Понимал, что все это ерунда, что всякий мог попасть под пулю, которая, как известно, дура, но понимал опять-таки умом…
Вечером его предположения подтвердились – главврач лично передал Григорию телеграмму из дивизии:
«Командование поздравляет полковника Сталина В.И. с высоким званием Героя Советского Союза. Желает ему доброго здоровья и новых успехов в боевой и политической подготовке. Ухов, Бабков».
На следующее утро – 24 июля – Быков, при полном параде, был усажен в «Дуглас-Дакоту» и отправлен в Москву.

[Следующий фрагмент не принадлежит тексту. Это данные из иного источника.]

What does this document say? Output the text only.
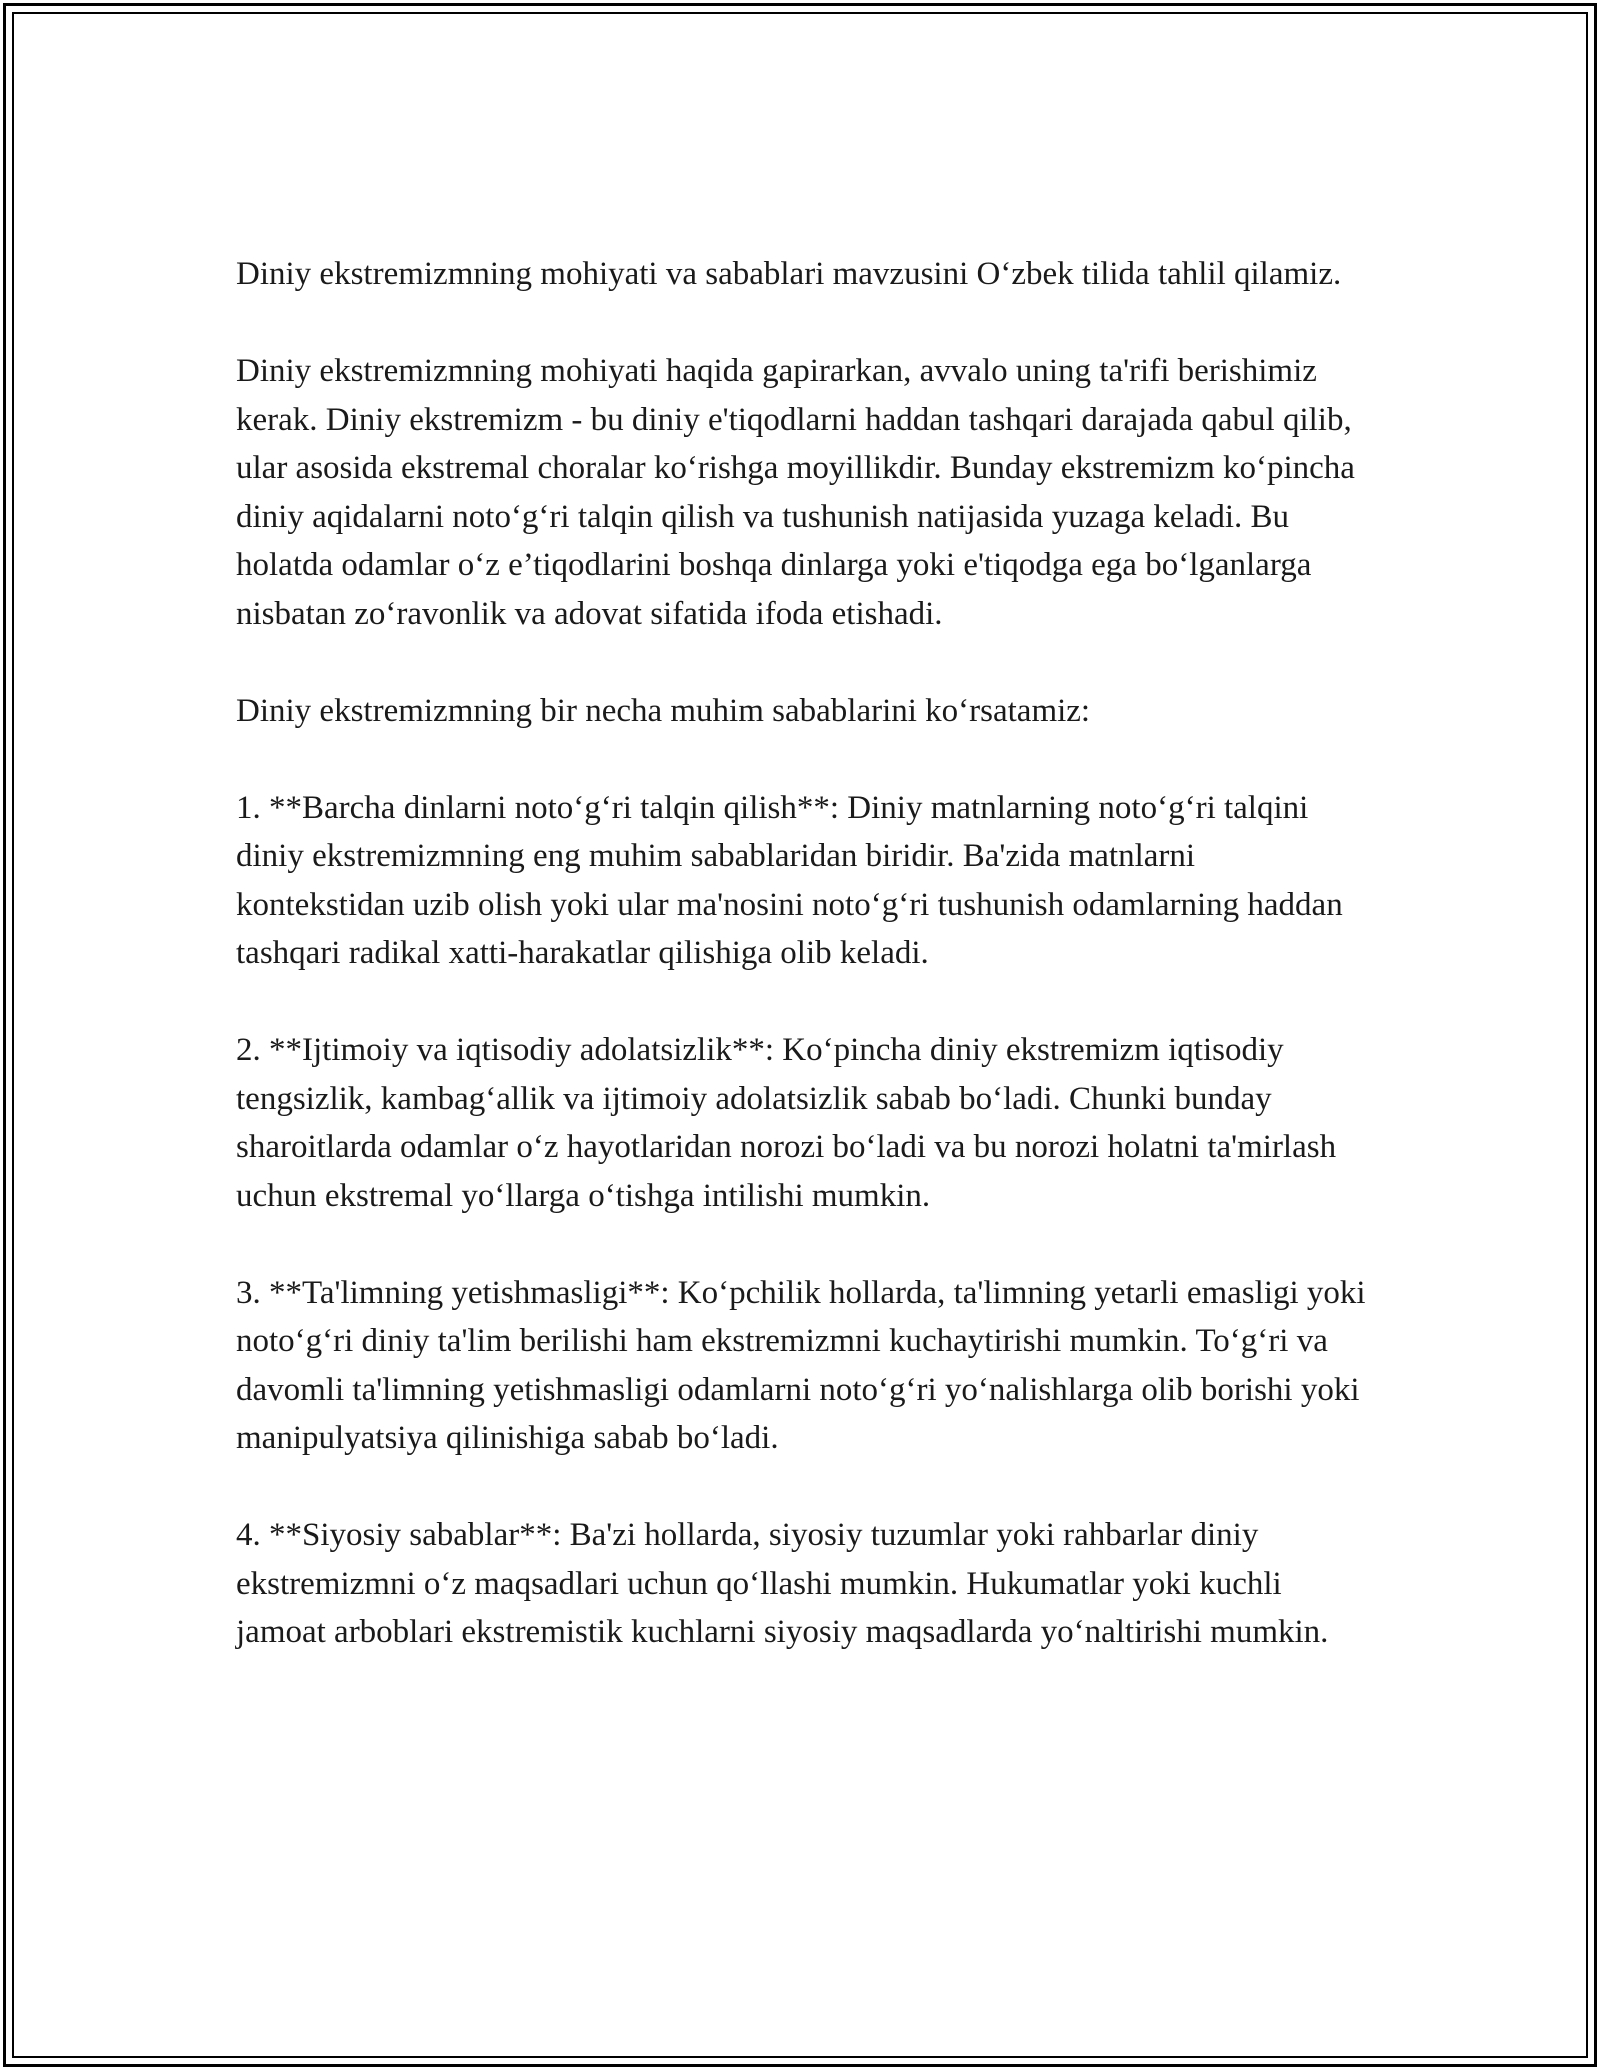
Diniy ekstremizmning mohiyati va sabablari mavzusini O‘zbek tilida tahlil qilamiz.

Diniy ekstremizmning mohiyati haqida gapirarkan, avvalo uning ta'rifi berishimiz kerak. Diniy ekstremizm - bu diniy e'tiqodlarni haddan tashqari darajada qabul qilib, ular asosida ekstremal choralar ko‘rishga moyillikdir. Bunday ekstremizm ko‘pincha diniy aqidalarni noto‘g‘ri talqin qilish va tushunish natijasida yuzaga keladi. Bu holatda odamlar o‘z e’tiqodlarini boshqa dinlarga yoki e'tiqodga ega bo‘lganlarga nisbatan zo‘ravonlik va adovat sifatida ifoda etishadi.

Diniy ekstremizmning bir necha muhim sabablarini ko‘rsatamiz:

1. **Barcha dinlarni noto‘g‘ri talqin qilish**: Diniy matnlarning noto‘g‘ri talqini diniy ekstremizmning eng muhim sabablaridan biridir. Ba'zida matnlarni kontekstidan uzib olish yoki ular ma'nosini noto‘g‘ri tushunish odamlarning haddan tashqari radikal xatti-harakatlar qilishiga olib keladi.

2. **Ijtimoiy va iqtisodiy adolatsizlik**: Ko‘pincha diniy ekstremizm iqtisodiy tengsizlik, kambag‘allik va ijtimoiy adolatsizlik sabab bo‘ladi. Chunki bunday sharoitlarda odamlar o‘z hayotlaridan norozi bo‘ladi va bu norozi holatni ta'mirlash uchun ekstremal yo‘llarga o‘tishga intilishi mumkin.

3. **Ta'limning yetishmasligi**: Ko‘pchilik hollarda, ta'limning yetarli emasligi yoki noto‘g‘ri diniy ta'lim berilishi ham ekstremizmni kuchaytirishi mumkin. To‘g‘ri va davomli ta'limning yetishmasligi odamlarni noto‘g‘ri yo‘nalishlarga olib borishi yoki manipulyatsiya qilinishiga sabab bo‘ladi.

4. **Siyosiy sabablar**: Ba'zi hollarda, siyosiy tuzumlar yoki rahbarlar diniy ekstremizmni o‘z maqsadlari uchun qo‘llashi mumkin. Hukumatlar yoki kuchli jamoat arboblari ekstremistik kuchlarni siyosiy maqsadlarda yo‘naltirishi mumkin.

Места не в слишком комфортабельном салоне делили с ним несколько раненых танкистов, которых решено было отправить в столицу, а еще повсюду были свалены тюки с почтой.
Сел «Дуглас» на поле Центрального аэродрома имени Фрунзе, первом аэропорту Москвы.
В 20-х годах он был назван в честь Троцкого, а еще раньше его знали, как Ходынский аэродром.
На поле Быкова уже ждал черный «ЗИС» – церемония награждения должна была состояться сегодня же, а самолет еще и запоздал чуток, обходя тучи – болтанка для раненых могла бы стать последним, что они пережили.
Григорий распрощался с танкистами, молча пожал руку водителю «ЗИСа» и лощеному офицеру, приданному для сопровождения, после чего забрался на заднее сиденье, вместе со своей тростью.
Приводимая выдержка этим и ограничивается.